I feel the need to point out that one of the items on my to-do list for the day is "don't throw up" I have no concept of normal
Did you really just text me at 6:35 in the morning asking where the condoms were? I moved out a year ago.
Who the fuck was that guy he kept pulling his dick out walking up to people trying to hand it to people and saying go ahead open the door like it was a door knob
She's currently upstairs fucking her boyfriend while I am downstairs making them a sex playlist watching her boyfriend's Weiner dog and large Boxer try and mount each other. Marvin Gaye is playing. This is the ultimate third wheel fail.
Why are there hooting douchebags outside my building? Did a sport happen again?
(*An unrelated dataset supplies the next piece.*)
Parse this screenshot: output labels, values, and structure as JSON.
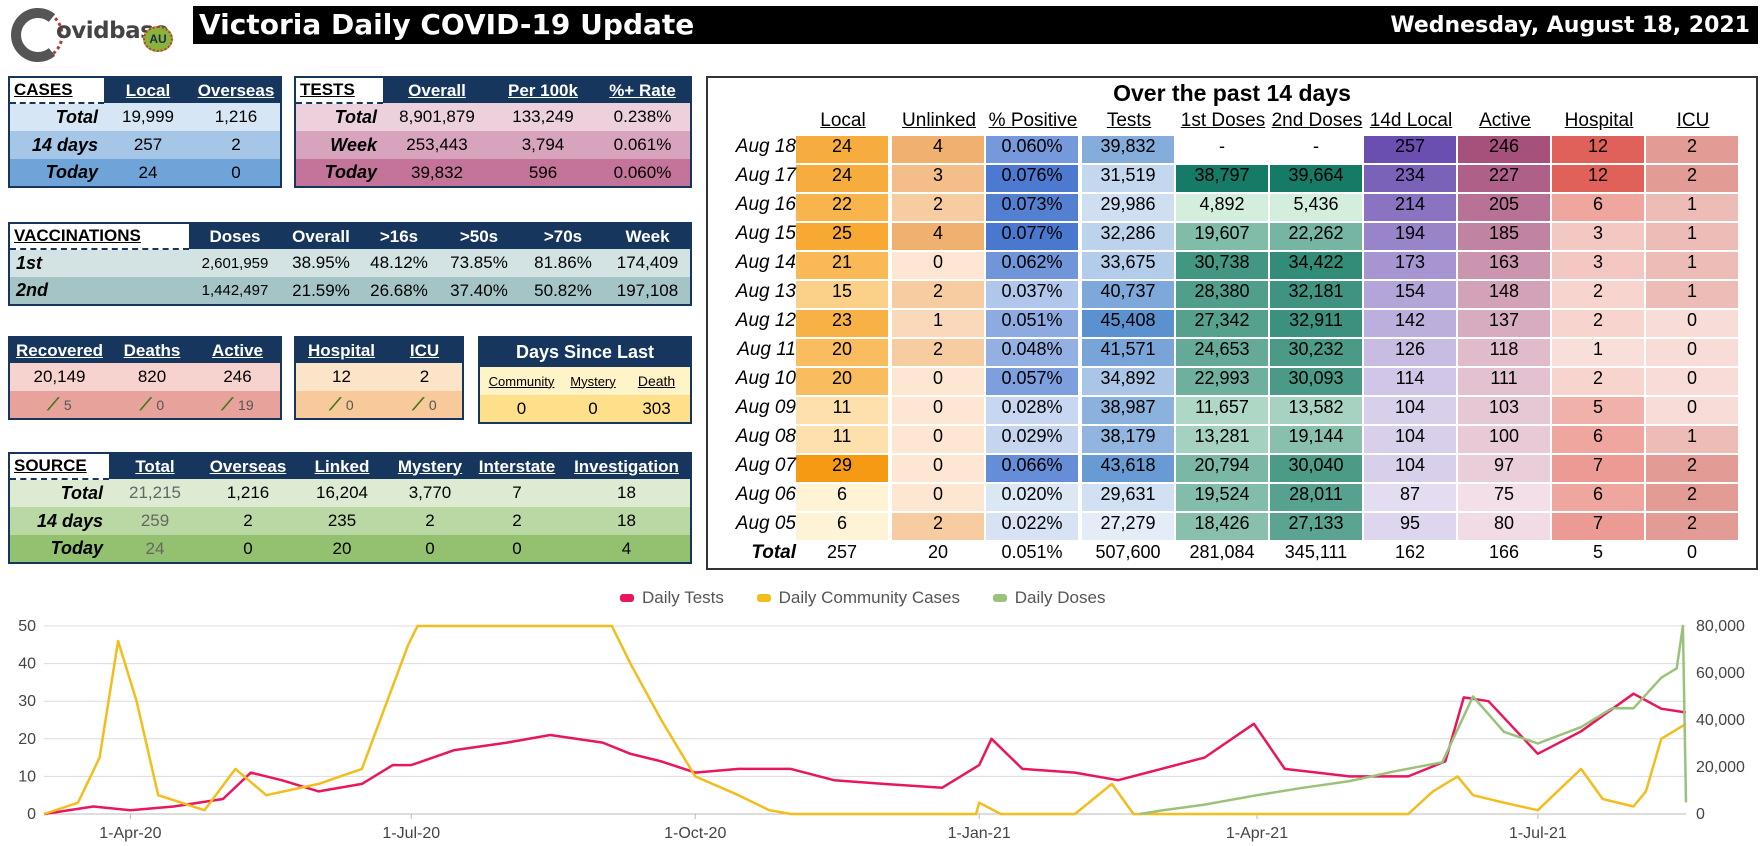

I was woken up in my old house by the new residents ... I don't even have a Key anymore
Going through Bojangles drive thru chanting "KFC" hammered at 8:00 was the highlight.
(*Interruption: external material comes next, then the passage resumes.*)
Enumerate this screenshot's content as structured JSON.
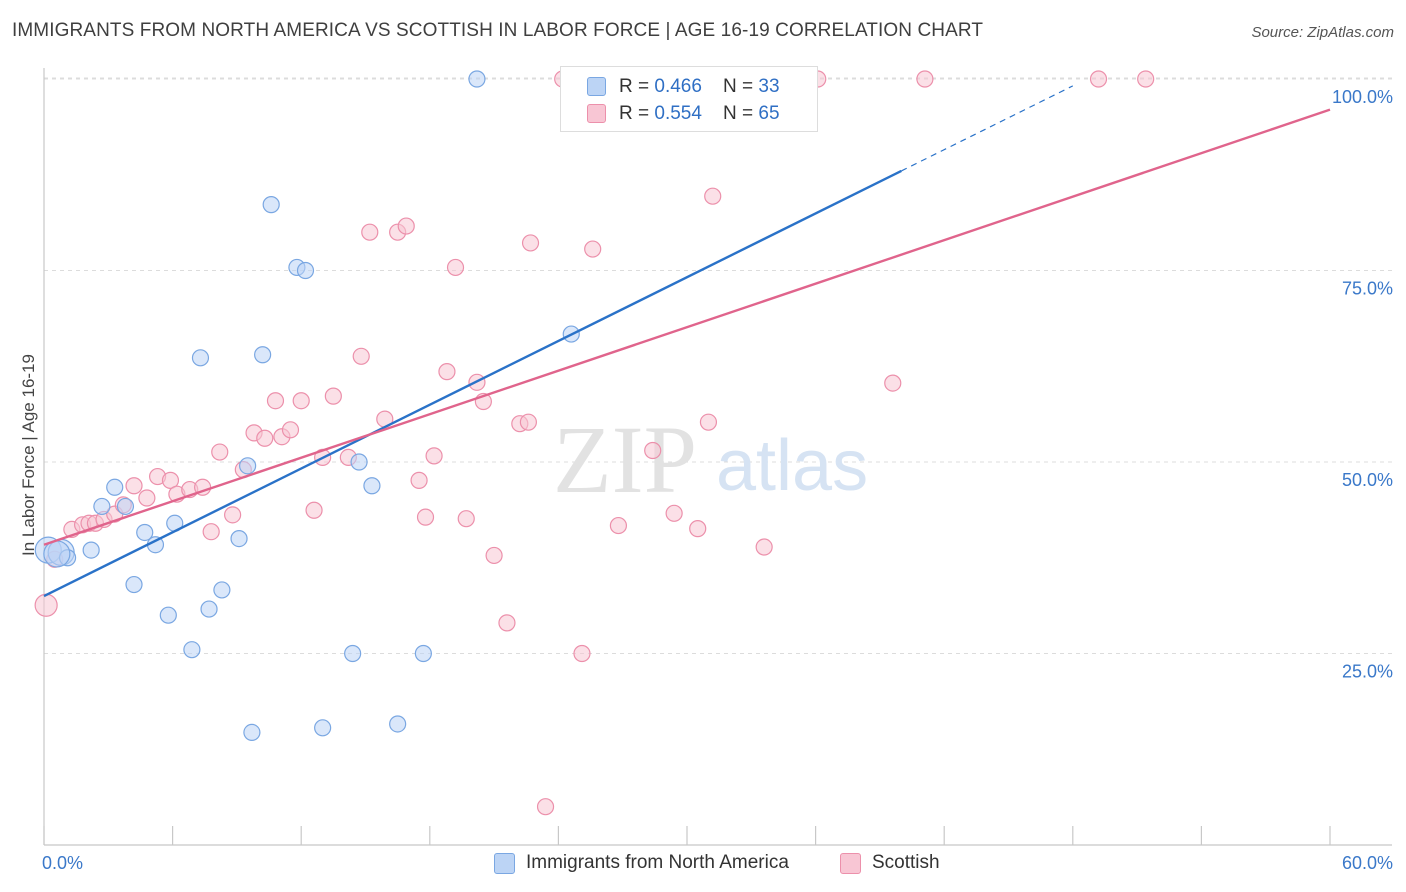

my head feels like a yellow yolk spinning in a circle at the bottom of the bowl.. i may have a concussion, love auto correct
You should help rebuild my confidence with your dick. Altruism: Pass it on.
So he cheated on his gf again. For the third time. Second time with me. HE CRIED WHILE DRIVING ME HOME BECAUSE HE CHEATED ON HER. And I laughed the entire way. Good god I'm an asshole.
i had to flash a cab last night.
did it work?
No. he slowed down but then kept going. story of my life.
I had to cum in my sink.
Judging from the sharpie on my face, glitter on my chest and women's tiger print panties i'm wearing last night was a thing.